カレー、ベーグル…そしてAI? ロンドン市民、ブリック・レーン大規模データセンター計画に反対
東ロンドンの住民と議会は、ブリック・レーンにデータセンターを建設する計画に反対している。住宅危機の解決が、近隣のシティにある「高頻度取引」よりも優先されるべきだと主張している。抗議者たちは、このプロジェクトが住宅不足を悪化させ、長期居住者を追い出すことになると懸念している。
東ロンドンの有名な通りのひとつ、ブリック・レーン。カレー料理の香りと24時間営業のベーグル店で知られるこの地域が今、人工知能(AI)向けデータセンター建設をめぐる激しい論争の舞台となっている。地元住民や区議会は、この計画に強く反対しており、住宅危機が深刻化する中で、経済的に手頃な住宅の提供こそが、近隣のシティ(金融街)が求める「高頻度取引」よりも優先されるべきだと訴えている。

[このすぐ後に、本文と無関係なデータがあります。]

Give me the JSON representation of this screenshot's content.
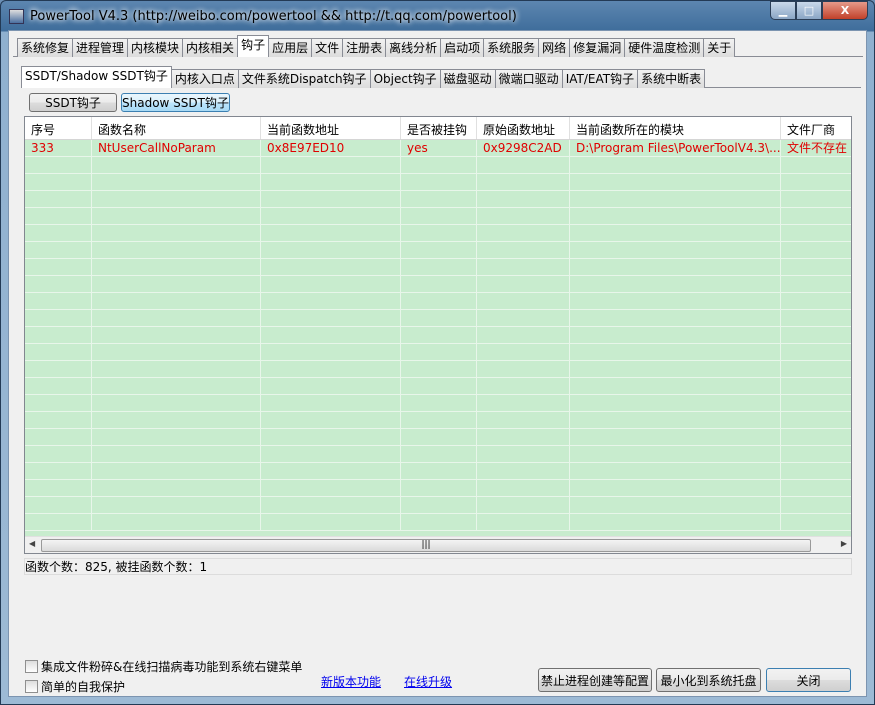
{
  "window": {
    "title": "PowerTool V4.3 (http://weibo.com/powertool && http://t.qq.com/powertool)",
    "minimize": "▁",
    "maximize": "□",
    "close": "X"
  },
  "main_tabs": [
    "系统修复",
    "进程管理",
    "内核模块",
    "内核相关",
    "钩子",
    "应用层",
    "文件",
    "注册表",
    "离线分析",
    "启动项",
    "系统服务",
    "网络",
    "修复漏洞",
    "硬件温度检测",
    "关于"
  ],
  "main_tab_active": 4,
  "sub_tabs": [
    "SSDT/Shadow SSDT钩子",
    "内核入口点",
    "文件系统Dispatch钩子",
    "Object钩子",
    "磁盘驱动",
    "微端口驱动",
    "IAT/EAT钩子",
    "系统中断表"
  ],
  "sub_tab_active": 0,
  "buttons": {
    "ssdt": "SSDT钩子",
    "shadow": "Shadow SSDT钩子"
  },
  "table": {
    "columns": [
      "序号",
      "函数名称",
      "当前函数地址",
      "是否被挂钩",
      "原始函数地址",
      "当前函数所在的模块",
      "文件厂商"
    ],
    "rows": [
      [
        "333",
        "NtUserCallNoParam",
        "0x8E97ED10",
        "yes",
        "0x9298C2AD",
        "D:\\Program Files\\PowerToolV4.3\\...",
        "文件不存在"
      ]
    ]
  },
  "status": "函数个数：825, 被挂函数个数：1",
  "footer": {
    "check1": "集成文件粉碎&在线扫描病毒功能到系统右键菜单",
    "check2": "简单的自我保护",
    "link1": "新版本功能",
    "link2": "在线升级",
    "btn1": "禁止进程创建等配置",
    "btn2": "最小化到系统托盘",
    "btn3": "关闭"
  }
}
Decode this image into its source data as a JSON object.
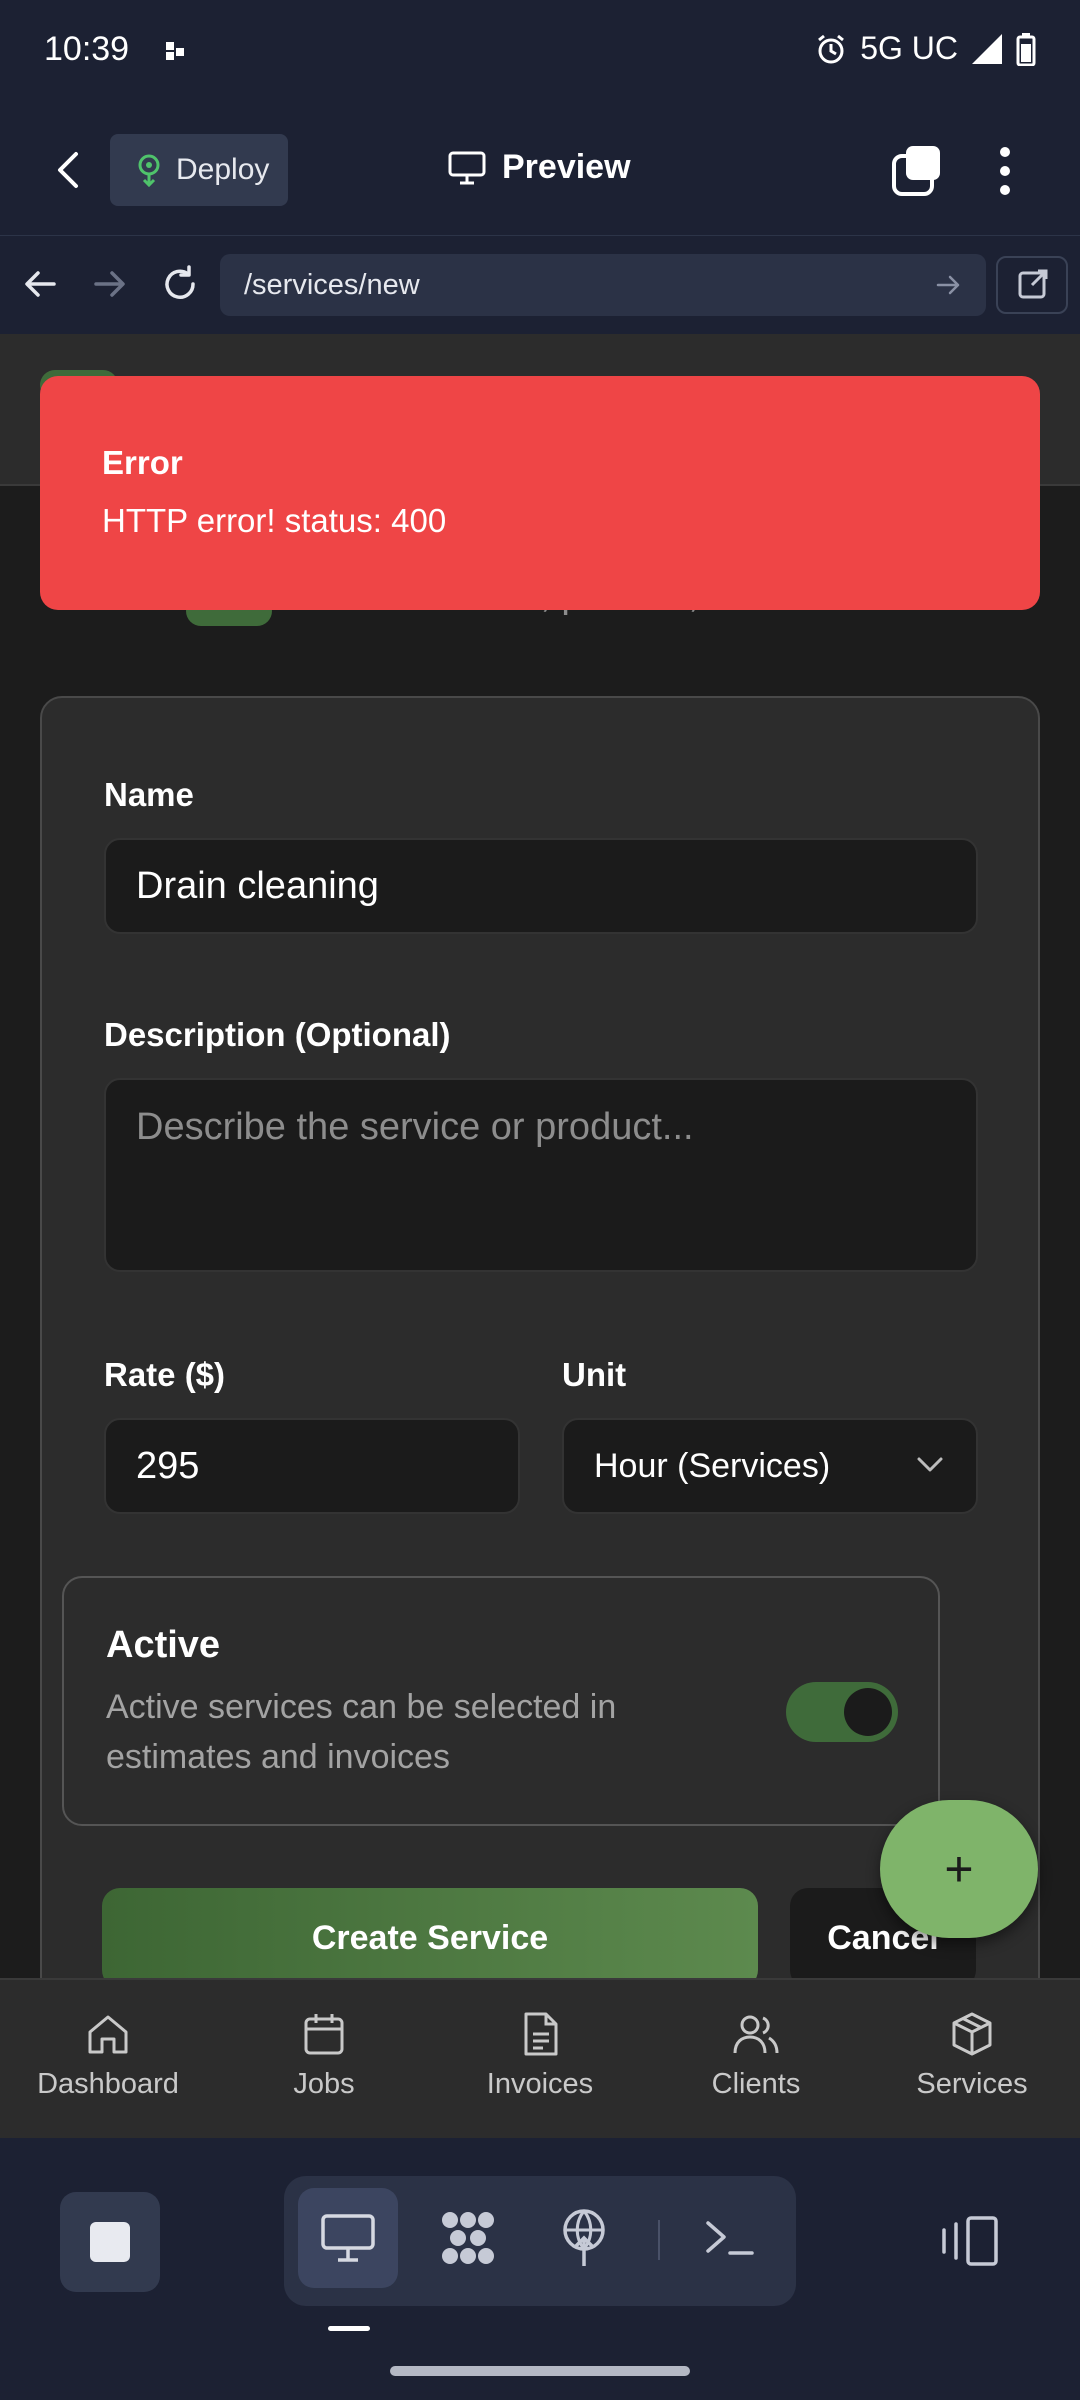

反対運動の参加者たちは、データセンターの建設が住宅価格や家賃をさらに押し上げ、長年にわたってこの地に住んできた住民を追い出すことになると懸念している。ブリック・レーンが位置するタワーハムレッツ区の議会も、地域にとって本当に必要なのはデータセンターではなく、手の届く価格の住宅であるとの立場を示している。
この出来事は、英国全土で急速に進むデータセンター建設の流れを象徴する最新の事例である。AI技術の爆発的な普及に伴い、データの保存・処理能力への需要が急増しており、各地でデータセンターの整備が進められている。しかし、地価の高いロンドン東部では、こうした開発が住民の生活と直接的に衝突している。
現在、開発許可申請は審議中であるが、反対の声は一段と高まっている。この「カレー、ベーグル、そしてAI」をめぐる論争は、テクノロジーの進歩と地域社会の存続の間にある深い矛盾を浮き彫りにしている。